In 1963 and 1964, "Jones Tours" (named after Pickens Railways' owner, James Jones) purchased all three of Pullman Car Company’s Train X nine-car articulated lightweight trainsets, (the Xplorer from the New York Central, and the two Dan'l Webster trains from the New Haven Railroad) for use in passenger excursions. Jones purchased the trains for little more than their scrap value, and partially refurbished two of them at Pickens' newly established car rebuilding plant, the third train used for spare parts. These tours ran mostly between Charlotte, North Carolina, and Atlanta, Georgia, but ranged as far as Alabama and Florida. The Baldwin RP-210 diesel-hydraulic prime-movers of the trainsets remained operational for short trips over the Pickens and the Greenville & Northern, but the complete trainsets were pulled by locomotives of the Class-1 hosts on excursions further afield. In 1967 Jones Tours ended its rail-excursion service and parked the trains on a siding of the G&N at Travelers Rest, South Carolina, where they remained until removed for scrapping in 1970.

Jones sold the Pickens in 1973 to Philadelphia-based National Railway Utilization Company (NRUC), which expanded the carshop to build new freight cars.
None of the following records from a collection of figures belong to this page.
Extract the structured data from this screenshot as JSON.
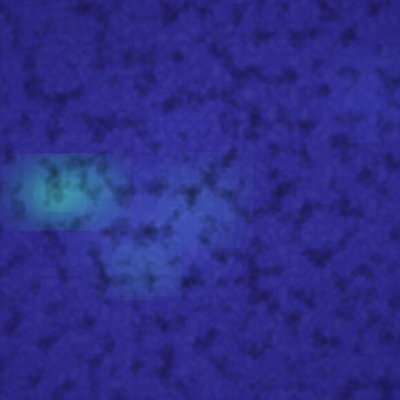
{
  "image": {
    "kind": "textured-leather-surface",
    "colors": {
      "base": "#2f2a8f",
      "base_dark": "#231f78",
      "base_light": "#3d35b0",
      "glow_primary": "#35c6b0",
      "glow_secondary": "#4a8fd0",
      "crease": "#1a165c",
      "highlight": "#5a54c8"
    }
  }
}
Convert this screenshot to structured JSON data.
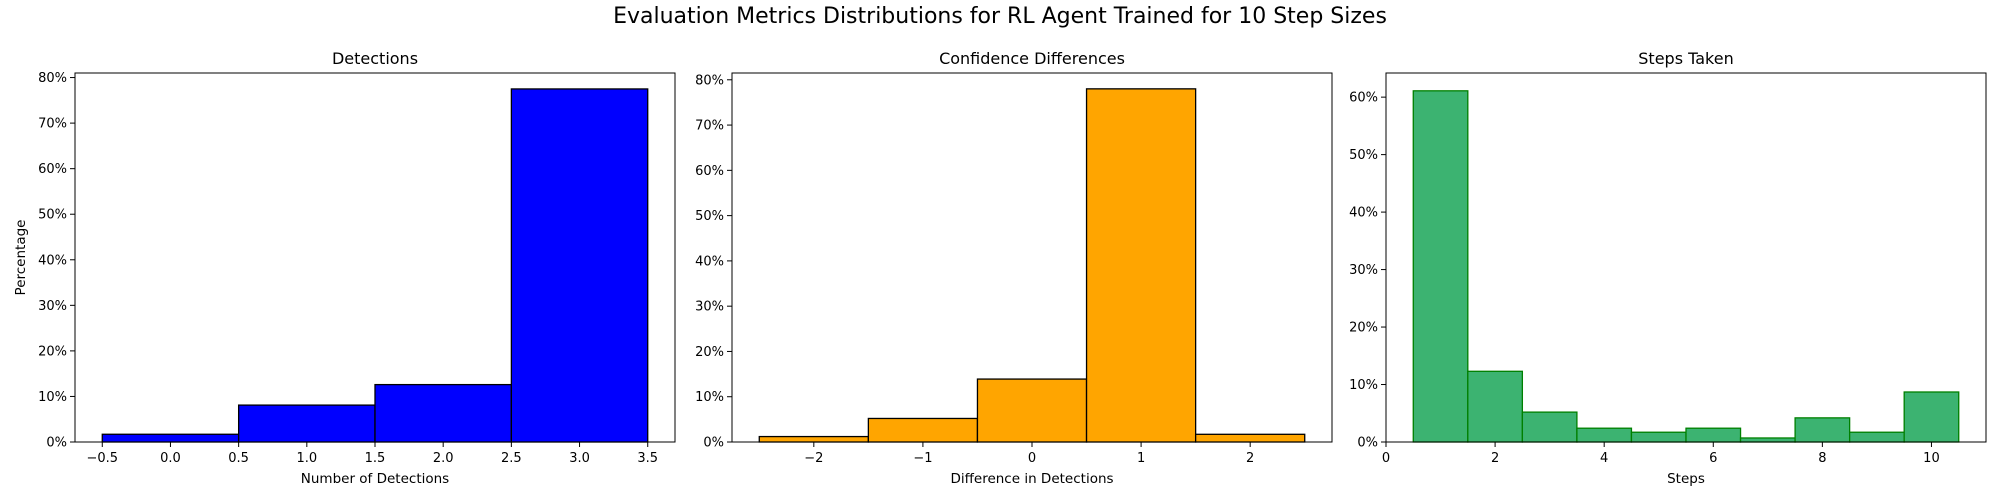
{
  "figure": {
    "title": "Evaluation Metrics Distributions for RL Agent Trained for 10 Step Sizes"
  },
  "chart_data": [
    {
      "type": "bar",
      "title": "Detections",
      "xlabel": "Number of Detections",
      "ylabel": "Percentage",
      "color": "#0000ff",
      "edgecolor": "#000000",
      "bins": [
        [
          -0.5,
          0.5
        ],
        [
          0.5,
          1.5
        ],
        [
          1.5,
          2.5
        ],
        [
          2.5,
          3.5
        ]
      ],
      "values": [
        1.7,
        8.1,
        12.6,
        77.5
      ],
      "xlim": [
        -0.7,
        3.7
      ],
      "ylim": [
        0,
        81
      ],
      "xticks": [
        -0.5,
        0.0,
        0.5,
        1.0,
        1.5,
        2.0,
        2.5,
        3.0,
        3.5
      ],
      "xtick_labels": [
        "−0.5",
        "0.0",
        "0.5",
        "1.0",
        "1.5",
        "2.0",
        "2.5",
        "3.0",
        "3.5"
      ],
      "yticks": [
        0,
        10,
        20,
        30,
        40,
        50,
        60,
        70,
        80
      ],
      "ytick_labels": [
        "0%",
        "10%",
        "20%",
        "30%",
        "40%",
        "50%",
        "60%",
        "70%",
        "80%"
      ],
      "grid": false
    },
    {
      "type": "bar",
      "title": "Confidence Differences",
      "xlabel": "Difference in Detections",
      "ylabel": "",
      "color": "#ffa500",
      "edgecolor": "#000000",
      "bins": [
        [
          -2.5,
          -1.5
        ],
        [
          -1.5,
          -0.5
        ],
        [
          -0.5,
          0.5
        ],
        [
          0.5,
          1.5
        ],
        [
          1.5,
          2.5
        ]
      ],
      "values": [
        1.2,
        5.2,
        13.9,
        78.0,
        1.7
      ],
      "xlim": [
        -2.75,
        2.75
      ],
      "ylim": [
        0,
        81.5
      ],
      "xticks": [
        -2,
        -1,
        0,
        1,
        2
      ],
      "xtick_labels": [
        "−2",
        "−1",
        "0",
        "1",
        "2"
      ],
      "yticks": [
        0,
        10,
        20,
        30,
        40,
        50,
        60,
        70,
        80
      ],
      "ytick_labels": [
        "0%",
        "10%",
        "20%",
        "30%",
        "40%",
        "50%",
        "60%",
        "70%",
        "80%"
      ],
      "grid": false
    },
    {
      "type": "bar",
      "title": "Steps Taken",
      "xlabel": "Steps",
      "ylabel": "",
      "color": "#3cb371",
      "edgecolor": "#008000",
      "bins": [
        [
          0.5,
          1.5
        ],
        [
          1.5,
          2.5
        ],
        [
          2.5,
          3.5
        ],
        [
          3.5,
          4.5
        ],
        [
          4.5,
          5.5
        ],
        [
          5.5,
          6.5
        ],
        [
          6.5,
          7.5
        ],
        [
          7.5,
          8.5
        ],
        [
          8.5,
          9.5
        ],
        [
          9.5,
          10.5
        ]
      ],
      "values": [
        61.1,
        12.3,
        5.2,
        2.4,
        1.7,
        2.4,
        0.7,
        4.2,
        1.7,
        8.7
      ],
      "xlim": [
        0,
        11
      ],
      "ylim": [
        0,
        64.2
      ],
      "xticks": [
        0,
        2,
        4,
        6,
        8,
        10
      ],
      "xtick_labels": [
        "0",
        "2",
        "4",
        "6",
        "8",
        "10"
      ],
      "yticks": [
        0,
        10,
        20,
        30,
        40,
        50,
        60
      ],
      "ytick_labels": [
        "0%",
        "10%",
        "20%",
        "30%",
        "40%",
        "50%",
        "60%"
      ],
      "grid": false
    }
  ]
}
In the early 1990s NRUC became Emergent Group and sold the railroad to CLC-Chattahoochee Locomotive Corp., which renamed the railroad Pickens Railway Company, according to the Federal Register, 1 May 1996. On April 2, 2013, Pickens Railway pulled the last train to Easley because of lack of business. The final run was pulled by Pickens #9502 and CLCX #12132. The last train ended an era of over 100 years of running to Easley.

== Pickens Expands ==
In 1991, Norfolk Southern Railway leased the Belton-Honea Path line to the Pickens under the "Thoroughbred Shortline Program." This line was built in the 1840s by the Greenville & Columbia, eventually becoming part of the Southern.

In 1994, the Pickens expanded further by leasing the Belton-Anderson line from Norfolk Southern. This line was built in the 1840s as part of the Blue Ridge Railway. Included was former Anderson trackage that had belonged to CSX previously owned by the Piedmont & Northern and Charleston & Western Carolina.
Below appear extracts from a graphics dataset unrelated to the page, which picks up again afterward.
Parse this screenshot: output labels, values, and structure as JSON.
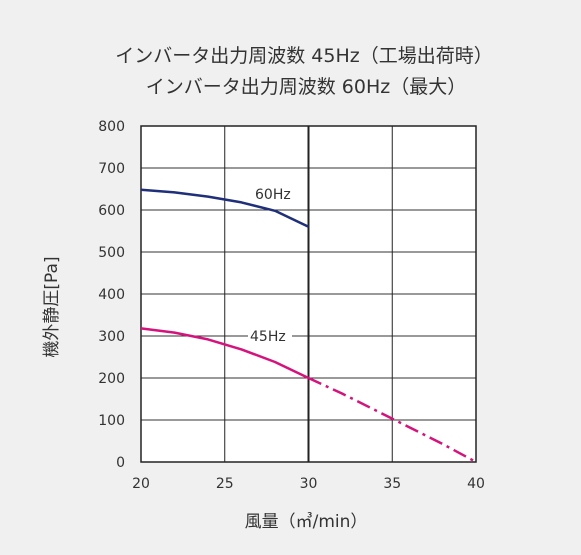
{
  "chart_data": {
    "type": "line",
    "title_lines": [
      "インバータ出力周波数 45Hz（工場出荷時）",
      "インバータ出力周波数 60Hz（最大）"
    ],
    "xlabel": "風量（㎥/min）",
    "ylabel": "機外静圧[Pa]",
    "x_ticks": [
      20,
      25,
      30,
      35,
      40
    ],
    "y_ticks": [
      0,
      100,
      200,
      300,
      400,
      500,
      600,
      700,
      800
    ],
    "xlim": [
      20,
      40
    ],
    "ylim": [
      0,
      800
    ],
    "grid": true,
    "series": [
      {
        "name": "60Hz",
        "color": "#1f2f7a",
        "style": "solid",
        "x": [
          20,
          22,
          24,
          26,
          28,
          30
        ],
        "y": [
          648,
          642,
          632,
          618,
          598,
          560
        ]
      },
      {
        "name": "45Hz",
        "color": "#d4147c",
        "style": "solid",
        "x": [
          20,
          22,
          24,
          26,
          28,
          30
        ],
        "y": [
          318,
          308,
          292,
          268,
          238,
          200
        ]
      },
      {
        "name": "",
        "color": "#d4147c",
        "style": "dash-dot",
        "x": [
          30,
          32,
          34,
          36,
          38,
          40
        ],
        "y": [
          200,
          163,
          123,
          83,
          43,
          0
        ]
      }
    ],
    "annotations": [
      {
        "text": "60Hz",
        "series": 0
      },
      {
        "text": "45Hz",
        "series": 1
      }
    ]
  }
}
== Pickens locomotive history ==
The first Pickens locomotive was a secondhand 4-4-0 that was damaged in a derailment on its first trip. It was replaced in 1909 with a new 2-6-0 from Baldwin Locomotive Works and was numbered 1.
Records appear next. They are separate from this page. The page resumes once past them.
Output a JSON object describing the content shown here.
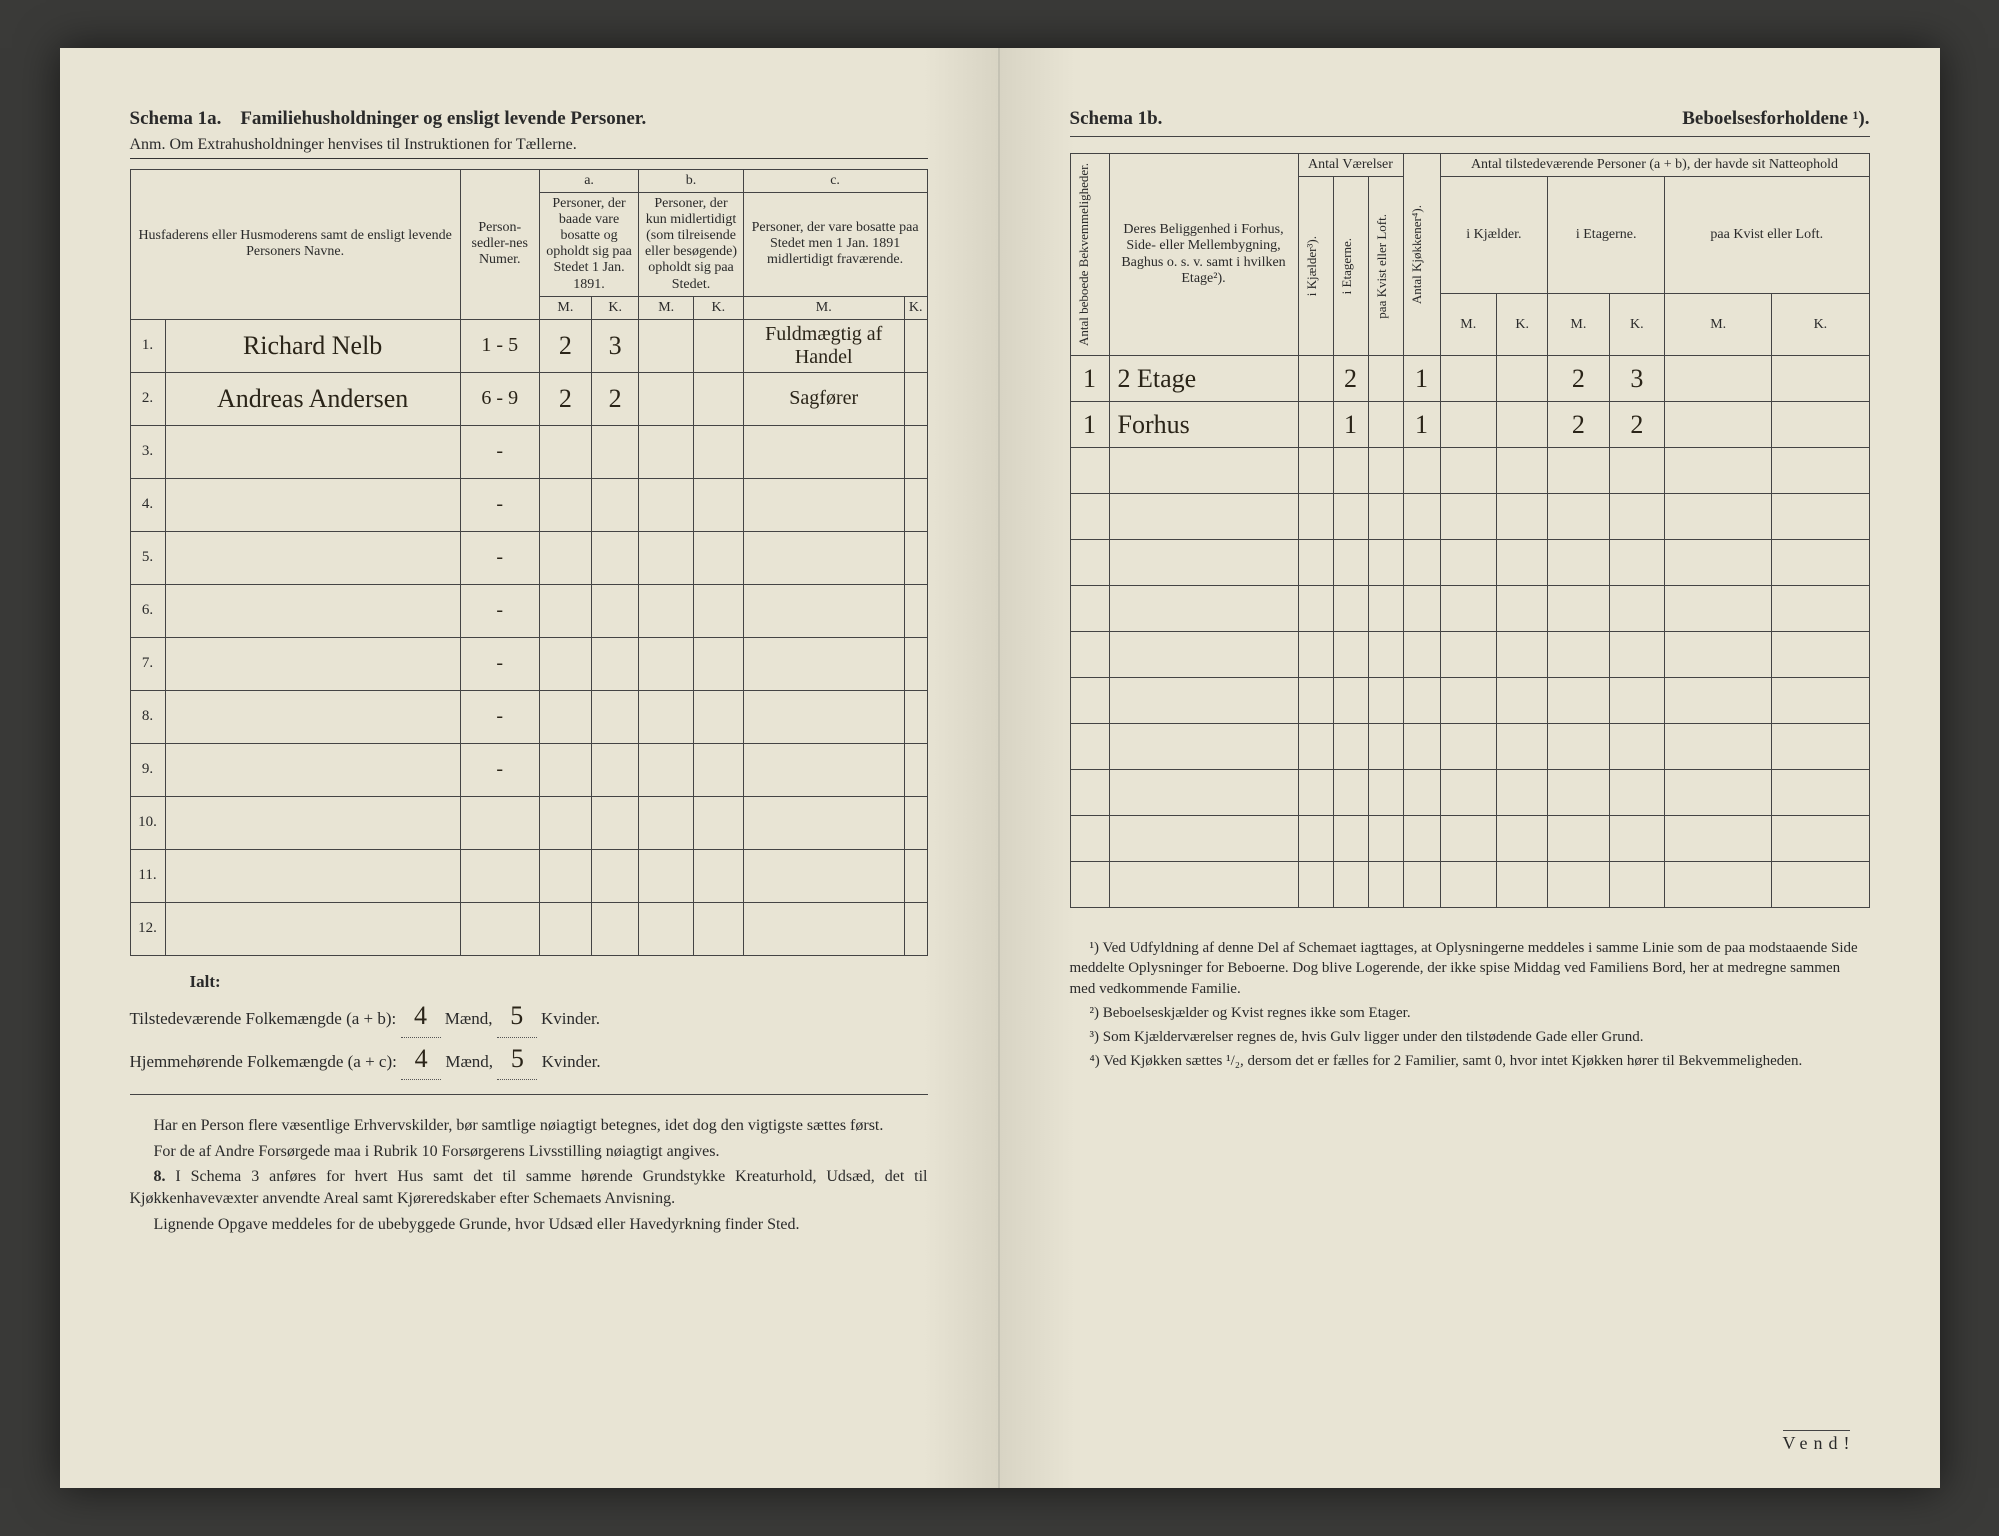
{
  "colors": {
    "paper": "#e8e4d4",
    "ink": "#2a2a2a",
    "handwriting": "#2a2418",
    "background": "#3a3a38",
    "rule": "#444444"
  },
  "left": {
    "title_prefix": "Schema 1a.",
    "title_rest": "Familiehusholdninger og ensligt levende Personer.",
    "anm": "Anm. Om Extrahusholdninger henvises til Instruktionen for Tællerne.",
    "headers": {
      "names": "Husfaderens eller Husmoderens samt de ensligt levende Personers Navne.",
      "person_numer": "Person-sedler-nes Numer.",
      "a_label": "a.",
      "a_text": "Personer, der baade vare bosatte og opholdt sig paa Stedet 1 Jan. 1891.",
      "b_label": "b.",
      "b_text": "Personer, der kun midlertidigt (som tilreisende eller besøgende) opholdt sig paa Stedet.",
      "c_label": "c.",
      "c_text": "Personer, der vare bosatte paa Stedet men 1 Jan. 1891 midlertidigt fraværende.",
      "M": "M.",
      "K": "K."
    },
    "rows": [
      {
        "n": "1.",
        "name": "Richard Nelb",
        "numer": "1 - 5",
        "aM": "2",
        "aK": "3",
        "bM": "",
        "bK": "",
        "cM": "",
        "cK": "",
        "note": "Fuldmægtig af Handel"
      },
      {
        "n": "2.",
        "name": "Andreas Andersen",
        "numer": "6 - 9",
        "aM": "2",
        "aK": "2",
        "bM": "",
        "bK": "",
        "cM": "",
        "cK": "",
        "note": "Sagfører"
      },
      {
        "n": "3.",
        "name": "",
        "numer": "-",
        "aM": "",
        "aK": "",
        "bM": "",
        "bK": "",
        "cM": "",
        "cK": "",
        "note": ""
      },
      {
        "n": "4.",
        "name": "",
        "numer": "-",
        "aM": "",
        "aK": "",
        "bM": "",
        "bK": "",
        "cM": "",
        "cK": "",
        "note": ""
      },
      {
        "n": "5.",
        "name": "",
        "numer": "-",
        "aM": "",
        "aK": "",
        "bM": "",
        "bK": "",
        "cM": "",
        "cK": "",
        "note": ""
      },
      {
        "n": "6.",
        "name": "",
        "numer": "-",
        "aM": "",
        "aK": "",
        "bM": "",
        "bK": "",
        "cM": "",
        "cK": "",
        "note": ""
      },
      {
        "n": "7.",
        "name": "",
        "numer": "-",
        "aM": "",
        "aK": "",
        "bM": "",
        "bK": "",
        "cM": "",
        "cK": "",
        "note": ""
      },
      {
        "n": "8.",
        "name": "",
        "numer": "-",
        "aM": "",
        "aK": "",
        "bM": "",
        "bK": "",
        "cM": "",
        "cK": "",
        "note": ""
      },
      {
        "n": "9.",
        "name": "",
        "numer": "-",
        "aM": "",
        "aK": "",
        "bM": "",
        "bK": "",
        "cM": "",
        "cK": "",
        "note": ""
      },
      {
        "n": "10.",
        "name": "",
        "numer": "",
        "aM": "",
        "aK": "",
        "bM": "",
        "bK": "",
        "cM": "",
        "cK": "",
        "note": ""
      },
      {
        "n": "11.",
        "name": "",
        "numer": "",
        "aM": "",
        "aK": "",
        "bM": "",
        "bK": "",
        "cM": "",
        "cK": "",
        "note": ""
      },
      {
        "n": "12.",
        "name": "",
        "numer": "",
        "aM": "",
        "aK": "",
        "bM": "",
        "bK": "",
        "cM": "",
        "cK": "",
        "note": ""
      }
    ],
    "totals": {
      "ialt": "Ialt:",
      "line1_pre": "Tilstedeværende Folkemængde (a + b): ",
      "line1_m": "4",
      "line1_mid": " Mænd, ",
      "line1_k": "5",
      "line1_suf": " Kvinder.",
      "line2_pre": "Hjemmehørende Folkemængde (a + c): ",
      "line2_m": "4",
      "line2_mid": " Mænd, ",
      "line2_k": "5",
      "line2_suf": " Kvinder."
    },
    "body": {
      "p1": "Har en Person flere væsentlige Erhvervskilder, bør samtlige nøiagtigt betegnes, idet dog den vigtigste sættes først.",
      "p2": "For de af Andre Forsørgede maa i Rubrik 10 Forsørgerens Livsstilling nøiagtigt angives.",
      "p3_num": "8.",
      "p3": "I Schema 3 anføres for hvert Hus samt det til samme hørende Grundstykke Kreaturhold, Udsæd, det til Kjøkkenhavevæxter anvendte Areal samt Kjøreredskaber efter Schemaets Anvisning.",
      "p4": "Lignende Opgave meddeles for de ubebyggede Grunde, hvor Udsæd eller Havedyrkning finder Sted."
    }
  },
  "right": {
    "title_prefix": "Schema 1b.",
    "title_rest": "Beboelsesforholdene ¹).",
    "headers": {
      "antal_beboede": "Antal beboede Bekvemmeligheder.",
      "beliggenhed": "Deres Beliggenhed i Forhus, Side- eller Mellembygning, Baghus o. s. v. samt i hvilken Etage²).",
      "antal_vaer": "Antal Værelser",
      "i_kjaelder": "i Kjælder³).",
      "i_etagerne": "i Etagerne.",
      "paa_kvist": "paa Kvist eller Loft.",
      "antal_kjok": "Antal Kjøkkener⁴).",
      "natteophold": "Antal tilstedeværende Personer (a + b), der havde sit Natteophold",
      "i_kjael": "i Kjælder.",
      "i_etag": "i Etagerne.",
      "paa_kv": "paa Kvist eller Loft.",
      "M": "M.",
      "K": "K."
    },
    "rows": [
      {
        "ab": "1",
        "bel": "2 Etage",
        "kj": "",
        "et": "2",
        "kv": "",
        "kok": "1",
        "kjM": "",
        "kjK": "",
        "etM": "2",
        "etK": "3",
        "kvM": "",
        "kvK": ""
      },
      {
        "ab": "1",
        "bel": "Forhus",
        "kj": "",
        "et": "1",
        "kv": "",
        "kok": "1",
        "kjM": "",
        "kjK": "",
        "etM": "2",
        "etK": "2",
        "kvM": "",
        "kvK": ""
      },
      {
        "ab": "",
        "bel": "",
        "kj": "",
        "et": "",
        "kv": "",
        "kok": "",
        "kjM": "",
        "kjK": "",
        "etM": "",
        "etK": "",
        "kvM": "",
        "kvK": ""
      },
      {
        "ab": "",
        "bel": "",
        "kj": "",
        "et": "",
        "kv": "",
        "kok": "",
        "kjM": "",
        "kjK": "",
        "etM": "",
        "etK": "",
        "kvM": "",
        "kvK": ""
      },
      {
        "ab": "",
        "bel": "",
        "kj": "",
        "et": "",
        "kv": "",
        "kok": "",
        "kjM": "",
        "kjK": "",
        "etM": "",
        "etK": "",
        "kvM": "",
        "kvK": ""
      },
      {
        "ab": "",
        "bel": "",
        "kj": "",
        "et": "",
        "kv": "",
        "kok": "",
        "kjM": "",
        "kjK": "",
        "etM": "",
        "etK": "",
        "kvM": "",
        "kvK": ""
      },
      {
        "ab": "",
        "bel": "",
        "kj": "",
        "et": "",
        "kv": "",
        "kok": "",
        "kjM": "",
        "kjK": "",
        "etM": "",
        "etK": "",
        "kvM": "",
        "kvK": ""
      },
      {
        "ab": "",
        "bel": "",
        "kj": "",
        "et": "",
        "kv": "",
        "kok": "",
        "kjM": "",
        "kjK": "",
        "etM": "",
        "etK": "",
        "kvM": "",
        "kvK": ""
      },
      {
        "ab": "",
        "bel": "",
        "kj": "",
        "et": "",
        "kv": "",
        "kok": "",
        "kjM": "",
        "kjK": "",
        "etM": "",
        "etK": "",
        "kvM": "",
        "kvK": ""
      },
      {
        "ab": "",
        "bel": "",
        "kj": "",
        "et": "",
        "kv": "",
        "kok": "",
        "kjM": "",
        "kjK": "",
        "etM": "",
        "etK": "",
        "kvM": "",
        "kvK": ""
      },
      {
        "ab": "",
        "bel": "",
        "kj": "",
        "et": "",
        "kv": "",
        "kok": "",
        "kjM": "",
        "kjK": "",
        "etM": "",
        "etK": "",
        "kvM": "",
        "kvK": ""
      },
      {
        "ab": "",
        "bel": "",
        "kj": "",
        "et": "",
        "kv": "",
        "kok": "",
        "kjM": "",
        "kjK": "",
        "etM": "",
        "etK": "",
        "kvM": "",
        "kvK": ""
      }
    ],
    "footnotes": {
      "f1": "¹) Ved Udfyldning af denne Del af Schemaet iagttages, at Oplysningerne meddeles i samme Linie som de paa modstaaende Side meddelte Oplysninger for Beboerne. Dog blive Logerende, der ikke spise Middag ved Familiens Bord, her at medregne sammen med vedkommende Familie.",
      "f2": "²) Beboelseskjælder og Kvist regnes ikke som Etager.",
      "f3": "³) Som Kjælderværelser regnes de, hvis Gulv ligger under den tilstødende Gade eller Grund.",
      "f4": "⁴) Ved Kjøkken sættes ¹/₂, dersom det er fælles for 2 Familier, samt 0, hvor intet Kjøkken hører til Bekvemmeligheden."
    },
    "vend": "Vend",
    "vend_excl": "!"
  }
}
The line dieselized in 1947 with a Baldwin VO-660 (built as Singer Manufacturing #2), It was numbered 2 and was later named T. Grady Welborn. The 2-6-2 steam engine was sidelined until 1955 when it was sold for scrap. Number 2 is still on the property on the original Pickens trackage but has been out of service for some time as a switcher for CLCX, Inc. as of 2009.

In 1963, after the line was acquired by James F. Jones, the Pickens acquired an EMC SW locomotive. It was built for the Union Terminal Railroad Of St. Joseph as their #5, it later served as Missouri Pacific Railroad #6005 before it became Pickens #3. It was sold to Duke Power in the mid-1970s, which used it to haul construction materials for the building of the Cherokee Nuclear Power Plant near Gaffney, South Carolina. When the plant was sidelined in the early 80s, the unit, as well as the unfinished power plant, was sold to a movie company before being acquired by the Thermal Belt Railway in 1989, becoming their #1.

In the early 1970s a Baldwin S-8 was purchased by Pickens. It was built as Youngstown Sheet and Tube #701 in 1951. It became Pickens #5 (which named it Allan M. Baum) and was used as a backup locomotive. Pickens sold off #5 to SMS Rail Service in 2001, becoming their #102.

When the Pickens expanded in the early 1990s, it acquired a pair of ALCO S1s numbered 6 and 7. These were repowered with Caterpillar prime movers. Number 6 remained on the property, stored inoperable, until 2010 when it was scrapped onsite.

In 2000, the Pickens acquired a fleet of former CSX GE U18Bs numbered 9500-9508. One (9501) is used for parts.